Sem dizer que o filme tem um teor homoerótico que soa totalmente deslocado. Aliás, nem sei se foi a intenção de Salles e até achei estranho ninguém ter discutido isto ao falar sobre o filme, mas há cenas entre Sal e Dean em que isto fica bem claro.

Rafael Carvalho disse...

Ih Alex, tá de pá virada, hein. Eu tenho me desencantado pelo filme com o tempo. Ainda acho que certa atmosfera de liberdade anárquica está ali, mas sem a mesma força porque tem coisas muito "corretas" na transposição, sabe? São partes do livro muito demarcadas que precisavam ser colocadas de qualquer jeito no filme. Sobre o teor homoerótico, acho que o material já incita isso (e a própria vida pessoal dos personagens envolvidos), mas me parece algo mais acentuado no filme mesmo. Não vejo problemas.

Elizio disse...

Achei que ia achar um 'easy rider', mas achei um filme um tanto longo e caótico em alguns pontos. Se não tivesse o nome Walter Salles por trás, não sei seria tão bem visto.
Concordo com você com os personagens sem desenvolvimento. Acrescentaria a eles a propria Camille, mulher de Dean; ou até mesmo a mãe... que aparece em cenas perdidas do filme.

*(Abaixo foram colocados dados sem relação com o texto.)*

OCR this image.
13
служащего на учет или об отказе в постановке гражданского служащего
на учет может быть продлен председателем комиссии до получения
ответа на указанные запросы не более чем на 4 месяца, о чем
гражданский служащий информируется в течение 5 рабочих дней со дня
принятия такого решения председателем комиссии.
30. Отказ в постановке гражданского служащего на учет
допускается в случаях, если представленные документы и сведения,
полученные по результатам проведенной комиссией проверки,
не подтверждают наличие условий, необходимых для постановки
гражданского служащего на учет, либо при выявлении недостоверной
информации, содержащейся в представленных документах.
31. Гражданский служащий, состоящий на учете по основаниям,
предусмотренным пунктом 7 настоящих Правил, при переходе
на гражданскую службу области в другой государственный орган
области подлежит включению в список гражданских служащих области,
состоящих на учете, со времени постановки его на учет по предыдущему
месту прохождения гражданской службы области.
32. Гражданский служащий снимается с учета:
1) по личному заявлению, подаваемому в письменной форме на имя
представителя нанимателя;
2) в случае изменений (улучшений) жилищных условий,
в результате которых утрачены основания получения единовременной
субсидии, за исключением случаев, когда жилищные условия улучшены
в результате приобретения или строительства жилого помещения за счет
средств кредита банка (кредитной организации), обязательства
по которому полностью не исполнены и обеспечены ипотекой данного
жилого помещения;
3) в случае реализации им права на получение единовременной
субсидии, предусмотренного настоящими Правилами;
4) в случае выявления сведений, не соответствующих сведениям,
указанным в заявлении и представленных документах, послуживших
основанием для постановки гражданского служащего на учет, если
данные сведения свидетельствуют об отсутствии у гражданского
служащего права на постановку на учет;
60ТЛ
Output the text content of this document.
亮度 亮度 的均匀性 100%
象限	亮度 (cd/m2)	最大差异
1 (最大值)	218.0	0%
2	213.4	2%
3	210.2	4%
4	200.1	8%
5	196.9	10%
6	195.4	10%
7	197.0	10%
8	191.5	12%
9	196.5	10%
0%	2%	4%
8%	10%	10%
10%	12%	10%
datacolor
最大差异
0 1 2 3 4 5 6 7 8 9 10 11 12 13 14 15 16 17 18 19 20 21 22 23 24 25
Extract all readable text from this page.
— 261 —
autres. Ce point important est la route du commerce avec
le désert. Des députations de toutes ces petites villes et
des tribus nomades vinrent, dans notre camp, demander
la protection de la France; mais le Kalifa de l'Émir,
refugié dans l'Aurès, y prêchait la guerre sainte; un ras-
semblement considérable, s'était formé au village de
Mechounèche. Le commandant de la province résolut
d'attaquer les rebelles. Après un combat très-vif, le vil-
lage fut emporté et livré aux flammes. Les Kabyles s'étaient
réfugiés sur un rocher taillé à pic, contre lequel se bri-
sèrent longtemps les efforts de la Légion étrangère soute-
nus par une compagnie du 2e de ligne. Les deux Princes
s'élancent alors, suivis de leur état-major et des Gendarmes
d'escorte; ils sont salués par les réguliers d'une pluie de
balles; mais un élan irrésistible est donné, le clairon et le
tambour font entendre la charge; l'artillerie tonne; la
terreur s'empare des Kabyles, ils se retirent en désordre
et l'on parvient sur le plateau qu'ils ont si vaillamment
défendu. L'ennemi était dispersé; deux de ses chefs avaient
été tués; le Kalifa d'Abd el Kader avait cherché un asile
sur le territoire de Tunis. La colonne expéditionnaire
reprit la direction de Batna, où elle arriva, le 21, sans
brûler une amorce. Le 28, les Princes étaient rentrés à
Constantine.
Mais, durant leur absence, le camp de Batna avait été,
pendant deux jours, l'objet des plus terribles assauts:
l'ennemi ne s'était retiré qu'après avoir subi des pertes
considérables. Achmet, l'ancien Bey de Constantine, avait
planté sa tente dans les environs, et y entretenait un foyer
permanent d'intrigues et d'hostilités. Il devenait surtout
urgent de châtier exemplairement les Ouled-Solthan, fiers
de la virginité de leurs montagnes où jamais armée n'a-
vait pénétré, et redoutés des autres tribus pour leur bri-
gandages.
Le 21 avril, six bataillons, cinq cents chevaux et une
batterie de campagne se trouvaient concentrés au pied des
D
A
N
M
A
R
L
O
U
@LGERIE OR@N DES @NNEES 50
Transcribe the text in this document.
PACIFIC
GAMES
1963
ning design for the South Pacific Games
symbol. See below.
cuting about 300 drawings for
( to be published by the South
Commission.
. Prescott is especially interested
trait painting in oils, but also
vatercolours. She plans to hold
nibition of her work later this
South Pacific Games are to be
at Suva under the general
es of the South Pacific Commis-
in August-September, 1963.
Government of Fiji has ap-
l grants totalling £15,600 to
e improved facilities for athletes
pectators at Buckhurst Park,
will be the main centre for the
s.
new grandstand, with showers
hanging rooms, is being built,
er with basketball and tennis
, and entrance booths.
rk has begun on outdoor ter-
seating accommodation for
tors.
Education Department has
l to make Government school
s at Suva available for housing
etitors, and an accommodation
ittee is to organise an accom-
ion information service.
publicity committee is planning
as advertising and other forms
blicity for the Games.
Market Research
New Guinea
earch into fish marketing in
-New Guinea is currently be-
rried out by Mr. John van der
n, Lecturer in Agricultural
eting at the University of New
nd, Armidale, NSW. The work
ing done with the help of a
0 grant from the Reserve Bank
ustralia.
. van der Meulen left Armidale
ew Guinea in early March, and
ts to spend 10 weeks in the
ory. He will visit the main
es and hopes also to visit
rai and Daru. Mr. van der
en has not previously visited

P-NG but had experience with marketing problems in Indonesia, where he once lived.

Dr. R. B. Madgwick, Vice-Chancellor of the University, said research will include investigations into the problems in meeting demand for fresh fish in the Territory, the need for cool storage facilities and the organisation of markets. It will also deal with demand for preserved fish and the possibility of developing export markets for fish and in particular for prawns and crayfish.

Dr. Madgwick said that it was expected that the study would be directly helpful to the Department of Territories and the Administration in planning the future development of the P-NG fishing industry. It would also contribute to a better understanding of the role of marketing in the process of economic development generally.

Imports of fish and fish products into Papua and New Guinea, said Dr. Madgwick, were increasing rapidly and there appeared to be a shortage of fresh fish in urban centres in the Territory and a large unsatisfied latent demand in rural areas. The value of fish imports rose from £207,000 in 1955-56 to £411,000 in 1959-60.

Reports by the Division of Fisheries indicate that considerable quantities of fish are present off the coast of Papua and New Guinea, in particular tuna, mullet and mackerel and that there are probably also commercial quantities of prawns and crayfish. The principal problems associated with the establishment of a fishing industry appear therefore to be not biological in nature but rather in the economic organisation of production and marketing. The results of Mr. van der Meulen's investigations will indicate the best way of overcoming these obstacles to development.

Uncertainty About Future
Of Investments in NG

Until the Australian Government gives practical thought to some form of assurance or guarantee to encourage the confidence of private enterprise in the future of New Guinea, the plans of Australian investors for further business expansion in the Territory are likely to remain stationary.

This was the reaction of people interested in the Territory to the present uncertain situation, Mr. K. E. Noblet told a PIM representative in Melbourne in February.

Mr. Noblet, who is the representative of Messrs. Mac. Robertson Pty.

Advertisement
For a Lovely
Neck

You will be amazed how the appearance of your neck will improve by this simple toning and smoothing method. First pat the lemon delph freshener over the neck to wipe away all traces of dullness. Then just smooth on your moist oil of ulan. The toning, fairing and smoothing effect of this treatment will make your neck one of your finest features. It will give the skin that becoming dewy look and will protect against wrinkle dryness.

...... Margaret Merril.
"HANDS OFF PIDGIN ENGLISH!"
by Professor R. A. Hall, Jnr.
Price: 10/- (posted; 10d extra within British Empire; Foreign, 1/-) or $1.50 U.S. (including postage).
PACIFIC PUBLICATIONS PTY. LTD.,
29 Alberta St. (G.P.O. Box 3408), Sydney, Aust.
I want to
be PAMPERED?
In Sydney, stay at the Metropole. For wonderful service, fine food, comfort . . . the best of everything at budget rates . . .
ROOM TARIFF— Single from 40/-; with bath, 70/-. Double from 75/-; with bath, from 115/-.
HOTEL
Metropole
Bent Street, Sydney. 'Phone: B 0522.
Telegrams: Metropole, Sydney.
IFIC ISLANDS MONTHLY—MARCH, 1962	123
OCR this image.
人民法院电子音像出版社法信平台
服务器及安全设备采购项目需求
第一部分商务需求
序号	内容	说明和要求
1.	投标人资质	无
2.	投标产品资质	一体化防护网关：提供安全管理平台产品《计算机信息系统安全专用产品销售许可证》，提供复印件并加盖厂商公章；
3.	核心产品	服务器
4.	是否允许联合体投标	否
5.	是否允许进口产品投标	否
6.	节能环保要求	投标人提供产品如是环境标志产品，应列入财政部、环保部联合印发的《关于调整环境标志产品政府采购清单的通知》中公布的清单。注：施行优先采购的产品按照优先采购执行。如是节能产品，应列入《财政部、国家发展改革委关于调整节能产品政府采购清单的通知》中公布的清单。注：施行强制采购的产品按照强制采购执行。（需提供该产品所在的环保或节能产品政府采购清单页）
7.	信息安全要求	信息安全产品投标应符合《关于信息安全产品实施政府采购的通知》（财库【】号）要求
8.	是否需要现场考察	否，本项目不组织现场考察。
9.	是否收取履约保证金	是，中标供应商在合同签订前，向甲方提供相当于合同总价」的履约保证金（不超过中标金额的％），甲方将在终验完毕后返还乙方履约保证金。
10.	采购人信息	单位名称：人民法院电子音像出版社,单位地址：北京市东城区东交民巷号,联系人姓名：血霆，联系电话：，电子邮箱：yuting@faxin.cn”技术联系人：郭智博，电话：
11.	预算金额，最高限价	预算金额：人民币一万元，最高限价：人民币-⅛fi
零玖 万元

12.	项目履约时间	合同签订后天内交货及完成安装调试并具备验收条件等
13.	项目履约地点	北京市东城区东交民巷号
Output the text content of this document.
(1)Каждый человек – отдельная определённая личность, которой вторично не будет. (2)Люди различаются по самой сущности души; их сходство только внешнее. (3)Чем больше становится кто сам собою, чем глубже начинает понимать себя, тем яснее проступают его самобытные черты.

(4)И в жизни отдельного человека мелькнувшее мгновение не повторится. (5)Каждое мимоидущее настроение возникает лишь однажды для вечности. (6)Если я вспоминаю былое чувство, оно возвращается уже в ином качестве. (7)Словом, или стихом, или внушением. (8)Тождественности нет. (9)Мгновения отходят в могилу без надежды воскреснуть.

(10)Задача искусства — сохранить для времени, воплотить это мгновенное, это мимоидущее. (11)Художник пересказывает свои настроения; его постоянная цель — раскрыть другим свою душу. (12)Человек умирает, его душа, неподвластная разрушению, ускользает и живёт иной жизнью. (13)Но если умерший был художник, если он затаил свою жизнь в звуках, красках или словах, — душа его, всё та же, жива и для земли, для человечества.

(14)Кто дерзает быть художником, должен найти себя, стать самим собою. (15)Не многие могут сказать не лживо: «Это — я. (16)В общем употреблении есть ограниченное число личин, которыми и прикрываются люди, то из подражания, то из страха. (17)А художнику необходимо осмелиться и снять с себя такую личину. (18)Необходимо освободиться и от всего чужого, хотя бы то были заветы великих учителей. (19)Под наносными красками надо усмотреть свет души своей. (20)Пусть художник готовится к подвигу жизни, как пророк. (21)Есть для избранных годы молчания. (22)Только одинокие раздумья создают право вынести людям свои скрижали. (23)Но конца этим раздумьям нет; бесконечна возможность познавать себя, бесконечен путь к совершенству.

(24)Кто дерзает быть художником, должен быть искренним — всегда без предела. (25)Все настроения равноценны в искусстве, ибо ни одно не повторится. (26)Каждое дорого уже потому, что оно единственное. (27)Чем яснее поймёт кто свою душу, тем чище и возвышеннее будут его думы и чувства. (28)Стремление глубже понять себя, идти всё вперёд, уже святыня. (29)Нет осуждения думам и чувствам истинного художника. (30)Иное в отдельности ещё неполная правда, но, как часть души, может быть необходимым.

Não sei se vi o filme como Mais do Mesmo, mas fica uma sensação de "já sei o que vai acontecer..."

Rafael Carvalho disse...

Rapaz, como te falei em outra conversa, o filme tem ficado mais fraco pra mim cada vez que eu penso nele. Agora me parece um tanto burocrático, não é um filme que ficou marcado na memória. Se tivesse a pegada anárquica do Easy Rider, em sua forma, penso eu, seria realmente mais interessante.